The tether brightens, spilling light down your arm.

"Atlas," you whisper. "Something's—"

The pulse in your chest spikes; silver veins flicker up your throat. You double over, breath slicing sharp and quick. The sound that escapes you isn't human. It's older, a tone buried in the marrow, the call of something that has found its mirror.

Atlas catches you before you fall. His touch completes the circuit.

Light floods the room—cold, white, merciless. It threads between you, through you, around you, binding pulse to pulse until you can't tell whose breath is yours. The tether stops being a metaphor. It's now the life force that bins you to him, The Alpha!
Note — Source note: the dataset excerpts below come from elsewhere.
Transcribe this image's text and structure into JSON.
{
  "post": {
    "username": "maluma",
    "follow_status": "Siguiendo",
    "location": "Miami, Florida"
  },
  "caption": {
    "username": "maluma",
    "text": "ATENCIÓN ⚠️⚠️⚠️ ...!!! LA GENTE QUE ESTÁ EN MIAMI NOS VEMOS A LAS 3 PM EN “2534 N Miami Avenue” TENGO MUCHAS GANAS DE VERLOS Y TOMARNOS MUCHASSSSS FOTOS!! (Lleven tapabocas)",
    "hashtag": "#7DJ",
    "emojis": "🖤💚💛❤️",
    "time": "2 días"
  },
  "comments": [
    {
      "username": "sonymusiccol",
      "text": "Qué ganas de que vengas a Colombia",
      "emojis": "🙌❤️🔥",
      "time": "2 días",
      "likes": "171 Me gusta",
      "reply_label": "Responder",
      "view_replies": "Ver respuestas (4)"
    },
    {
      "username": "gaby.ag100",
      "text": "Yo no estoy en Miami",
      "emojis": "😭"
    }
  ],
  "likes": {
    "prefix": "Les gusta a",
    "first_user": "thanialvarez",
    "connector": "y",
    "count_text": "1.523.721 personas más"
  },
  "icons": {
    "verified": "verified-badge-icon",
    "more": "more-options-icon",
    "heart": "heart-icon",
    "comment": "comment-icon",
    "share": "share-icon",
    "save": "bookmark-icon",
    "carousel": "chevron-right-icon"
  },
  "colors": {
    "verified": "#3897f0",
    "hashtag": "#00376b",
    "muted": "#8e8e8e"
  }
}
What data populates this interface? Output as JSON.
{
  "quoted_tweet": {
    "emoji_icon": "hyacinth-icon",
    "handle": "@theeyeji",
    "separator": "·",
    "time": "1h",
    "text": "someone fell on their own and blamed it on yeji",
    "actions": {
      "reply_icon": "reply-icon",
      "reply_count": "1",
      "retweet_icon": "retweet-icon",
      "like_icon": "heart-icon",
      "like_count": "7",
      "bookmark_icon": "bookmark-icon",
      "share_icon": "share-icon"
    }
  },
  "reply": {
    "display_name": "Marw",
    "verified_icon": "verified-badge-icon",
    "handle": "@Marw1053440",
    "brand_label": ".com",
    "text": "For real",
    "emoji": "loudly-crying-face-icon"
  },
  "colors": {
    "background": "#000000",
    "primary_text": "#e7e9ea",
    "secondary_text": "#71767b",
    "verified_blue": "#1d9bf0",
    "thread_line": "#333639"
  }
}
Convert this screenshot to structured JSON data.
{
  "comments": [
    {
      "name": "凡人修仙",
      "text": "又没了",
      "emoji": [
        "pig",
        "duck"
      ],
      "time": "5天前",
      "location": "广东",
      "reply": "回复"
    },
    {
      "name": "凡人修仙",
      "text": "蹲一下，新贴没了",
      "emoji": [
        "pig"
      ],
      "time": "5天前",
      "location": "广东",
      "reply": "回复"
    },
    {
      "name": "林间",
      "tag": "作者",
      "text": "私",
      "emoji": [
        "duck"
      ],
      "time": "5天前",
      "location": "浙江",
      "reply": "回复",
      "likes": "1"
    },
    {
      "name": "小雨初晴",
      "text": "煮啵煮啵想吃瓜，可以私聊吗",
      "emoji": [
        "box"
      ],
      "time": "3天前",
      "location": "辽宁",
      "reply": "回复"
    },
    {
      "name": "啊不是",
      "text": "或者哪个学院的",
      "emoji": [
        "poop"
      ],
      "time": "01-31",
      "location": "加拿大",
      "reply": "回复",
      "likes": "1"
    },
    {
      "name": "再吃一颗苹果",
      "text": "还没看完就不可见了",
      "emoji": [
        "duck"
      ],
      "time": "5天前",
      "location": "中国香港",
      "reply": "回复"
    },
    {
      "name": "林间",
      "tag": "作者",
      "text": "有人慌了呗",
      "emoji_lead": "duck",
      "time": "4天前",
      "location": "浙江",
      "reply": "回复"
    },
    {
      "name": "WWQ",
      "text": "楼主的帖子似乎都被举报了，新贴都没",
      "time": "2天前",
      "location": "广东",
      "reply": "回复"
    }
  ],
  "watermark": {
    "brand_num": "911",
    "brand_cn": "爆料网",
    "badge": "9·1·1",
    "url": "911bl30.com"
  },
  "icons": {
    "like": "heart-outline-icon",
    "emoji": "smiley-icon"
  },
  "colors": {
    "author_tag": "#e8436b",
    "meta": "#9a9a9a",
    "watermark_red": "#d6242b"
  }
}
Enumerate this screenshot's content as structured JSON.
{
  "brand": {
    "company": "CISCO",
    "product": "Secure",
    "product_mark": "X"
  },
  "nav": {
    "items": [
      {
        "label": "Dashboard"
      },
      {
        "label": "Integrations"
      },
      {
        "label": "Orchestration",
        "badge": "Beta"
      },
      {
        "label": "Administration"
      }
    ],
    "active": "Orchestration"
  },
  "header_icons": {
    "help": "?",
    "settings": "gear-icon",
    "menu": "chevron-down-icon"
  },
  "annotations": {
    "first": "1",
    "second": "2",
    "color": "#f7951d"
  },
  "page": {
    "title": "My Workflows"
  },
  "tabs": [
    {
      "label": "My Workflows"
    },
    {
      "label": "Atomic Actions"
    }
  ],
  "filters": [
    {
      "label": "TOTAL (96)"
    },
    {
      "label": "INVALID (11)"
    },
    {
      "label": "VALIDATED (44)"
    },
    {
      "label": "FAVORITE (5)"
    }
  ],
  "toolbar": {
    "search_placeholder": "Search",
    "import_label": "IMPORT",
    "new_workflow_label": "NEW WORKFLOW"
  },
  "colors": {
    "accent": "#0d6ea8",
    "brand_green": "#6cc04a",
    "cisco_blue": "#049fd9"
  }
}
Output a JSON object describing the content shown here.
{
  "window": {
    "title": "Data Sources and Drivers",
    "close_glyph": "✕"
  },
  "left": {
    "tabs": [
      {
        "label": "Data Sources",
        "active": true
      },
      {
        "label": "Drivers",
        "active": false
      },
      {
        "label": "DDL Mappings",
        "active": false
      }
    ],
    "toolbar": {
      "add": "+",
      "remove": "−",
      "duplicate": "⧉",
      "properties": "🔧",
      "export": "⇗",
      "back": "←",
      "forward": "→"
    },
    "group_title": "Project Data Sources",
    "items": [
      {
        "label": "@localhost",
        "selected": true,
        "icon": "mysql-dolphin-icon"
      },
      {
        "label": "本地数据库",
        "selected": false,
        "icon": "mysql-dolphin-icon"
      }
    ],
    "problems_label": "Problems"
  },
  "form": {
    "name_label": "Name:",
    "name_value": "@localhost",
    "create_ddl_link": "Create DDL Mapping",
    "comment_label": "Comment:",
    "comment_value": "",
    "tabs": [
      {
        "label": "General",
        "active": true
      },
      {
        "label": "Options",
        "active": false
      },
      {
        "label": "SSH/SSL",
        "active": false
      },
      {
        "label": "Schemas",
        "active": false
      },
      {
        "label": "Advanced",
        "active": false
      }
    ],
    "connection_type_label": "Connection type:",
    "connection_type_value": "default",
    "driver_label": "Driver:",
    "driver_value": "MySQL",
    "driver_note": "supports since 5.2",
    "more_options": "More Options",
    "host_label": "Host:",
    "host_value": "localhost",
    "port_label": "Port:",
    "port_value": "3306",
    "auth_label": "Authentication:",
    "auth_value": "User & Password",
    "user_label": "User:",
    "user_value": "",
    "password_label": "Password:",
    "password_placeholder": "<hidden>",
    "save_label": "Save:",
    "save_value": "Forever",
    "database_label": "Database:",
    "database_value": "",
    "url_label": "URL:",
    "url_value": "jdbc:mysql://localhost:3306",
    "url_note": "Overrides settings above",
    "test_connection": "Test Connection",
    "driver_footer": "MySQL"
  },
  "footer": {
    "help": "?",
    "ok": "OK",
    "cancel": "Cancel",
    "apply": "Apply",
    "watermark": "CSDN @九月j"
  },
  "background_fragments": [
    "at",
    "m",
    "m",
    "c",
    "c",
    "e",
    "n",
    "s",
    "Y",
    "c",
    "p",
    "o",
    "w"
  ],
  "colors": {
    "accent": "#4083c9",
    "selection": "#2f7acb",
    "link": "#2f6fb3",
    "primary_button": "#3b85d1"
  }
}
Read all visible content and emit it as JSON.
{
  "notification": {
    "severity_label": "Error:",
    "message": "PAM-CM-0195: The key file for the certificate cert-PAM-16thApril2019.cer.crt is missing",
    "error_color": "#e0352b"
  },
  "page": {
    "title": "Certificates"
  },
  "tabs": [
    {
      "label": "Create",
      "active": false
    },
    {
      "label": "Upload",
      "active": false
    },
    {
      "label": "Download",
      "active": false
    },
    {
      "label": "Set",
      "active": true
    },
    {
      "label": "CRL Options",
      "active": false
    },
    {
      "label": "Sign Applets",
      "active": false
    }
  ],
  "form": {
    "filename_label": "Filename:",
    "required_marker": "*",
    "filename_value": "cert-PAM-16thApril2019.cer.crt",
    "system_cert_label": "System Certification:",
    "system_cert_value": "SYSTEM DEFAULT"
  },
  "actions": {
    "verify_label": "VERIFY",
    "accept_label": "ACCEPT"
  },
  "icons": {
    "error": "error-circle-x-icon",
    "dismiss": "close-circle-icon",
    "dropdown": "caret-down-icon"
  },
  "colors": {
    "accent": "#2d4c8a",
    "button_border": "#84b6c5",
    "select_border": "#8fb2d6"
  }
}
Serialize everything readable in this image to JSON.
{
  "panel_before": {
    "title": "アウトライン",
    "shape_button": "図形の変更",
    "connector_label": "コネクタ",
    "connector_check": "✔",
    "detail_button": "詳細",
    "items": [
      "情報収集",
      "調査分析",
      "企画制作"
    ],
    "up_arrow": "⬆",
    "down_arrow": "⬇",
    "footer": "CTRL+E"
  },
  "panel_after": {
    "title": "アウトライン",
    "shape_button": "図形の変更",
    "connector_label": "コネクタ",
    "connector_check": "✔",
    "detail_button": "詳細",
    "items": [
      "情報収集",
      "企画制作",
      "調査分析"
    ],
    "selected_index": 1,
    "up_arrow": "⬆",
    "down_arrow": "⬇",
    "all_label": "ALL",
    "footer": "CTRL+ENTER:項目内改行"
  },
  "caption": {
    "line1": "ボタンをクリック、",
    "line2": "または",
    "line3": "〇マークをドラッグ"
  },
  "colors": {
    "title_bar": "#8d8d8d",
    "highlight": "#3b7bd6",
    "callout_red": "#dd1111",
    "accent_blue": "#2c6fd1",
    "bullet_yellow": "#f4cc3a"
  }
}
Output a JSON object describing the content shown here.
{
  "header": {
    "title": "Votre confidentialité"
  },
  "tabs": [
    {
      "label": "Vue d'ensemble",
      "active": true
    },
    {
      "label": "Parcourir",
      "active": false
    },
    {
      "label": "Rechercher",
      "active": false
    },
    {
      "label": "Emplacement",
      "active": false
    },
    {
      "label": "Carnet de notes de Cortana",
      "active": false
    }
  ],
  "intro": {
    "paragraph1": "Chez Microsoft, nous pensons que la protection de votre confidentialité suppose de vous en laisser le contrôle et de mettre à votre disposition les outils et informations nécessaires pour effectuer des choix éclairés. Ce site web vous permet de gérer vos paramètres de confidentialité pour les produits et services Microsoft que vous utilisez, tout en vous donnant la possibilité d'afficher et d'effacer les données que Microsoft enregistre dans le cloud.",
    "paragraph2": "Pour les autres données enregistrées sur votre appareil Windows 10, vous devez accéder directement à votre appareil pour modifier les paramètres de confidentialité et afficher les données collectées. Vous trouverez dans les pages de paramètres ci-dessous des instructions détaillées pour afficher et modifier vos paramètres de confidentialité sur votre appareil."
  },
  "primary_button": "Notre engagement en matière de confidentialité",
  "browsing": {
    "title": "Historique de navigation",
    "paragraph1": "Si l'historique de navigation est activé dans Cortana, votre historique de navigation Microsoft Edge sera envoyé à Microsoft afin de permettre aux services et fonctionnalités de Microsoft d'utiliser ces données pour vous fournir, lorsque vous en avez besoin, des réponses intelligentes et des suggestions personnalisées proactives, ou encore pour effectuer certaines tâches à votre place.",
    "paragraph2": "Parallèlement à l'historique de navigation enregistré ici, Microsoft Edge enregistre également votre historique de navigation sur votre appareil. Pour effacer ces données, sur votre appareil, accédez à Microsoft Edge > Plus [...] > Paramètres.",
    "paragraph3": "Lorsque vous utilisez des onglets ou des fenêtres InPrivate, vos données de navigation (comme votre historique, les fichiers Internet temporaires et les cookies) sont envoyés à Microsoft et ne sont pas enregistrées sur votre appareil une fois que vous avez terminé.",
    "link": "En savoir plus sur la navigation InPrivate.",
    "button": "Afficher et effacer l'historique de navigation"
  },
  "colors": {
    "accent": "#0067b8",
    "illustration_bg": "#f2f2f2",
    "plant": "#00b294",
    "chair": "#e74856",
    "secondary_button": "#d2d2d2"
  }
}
Atlas Cain, not as a subordinate, a follower.. No, but as his Mate, the blood in your veins has claimed its home.

When it fades, the city is dark again. The wolf inside him has gone very still.

You lift your face to his. Your irises flash once—silver, then blue, then both.

"What… did you do?" you whisper.

Atlas's throat works, voice rough. "I think we just told the moon yes."

He pulls you closer, not gentle, not cruel—just necessary. Outside, the first Scatter howl splits the skyline. It's answered by another, closer, and another after that.

The Syndicate tower trembles as the war begins.

And between thunder and heartbeat, the wolf remembers.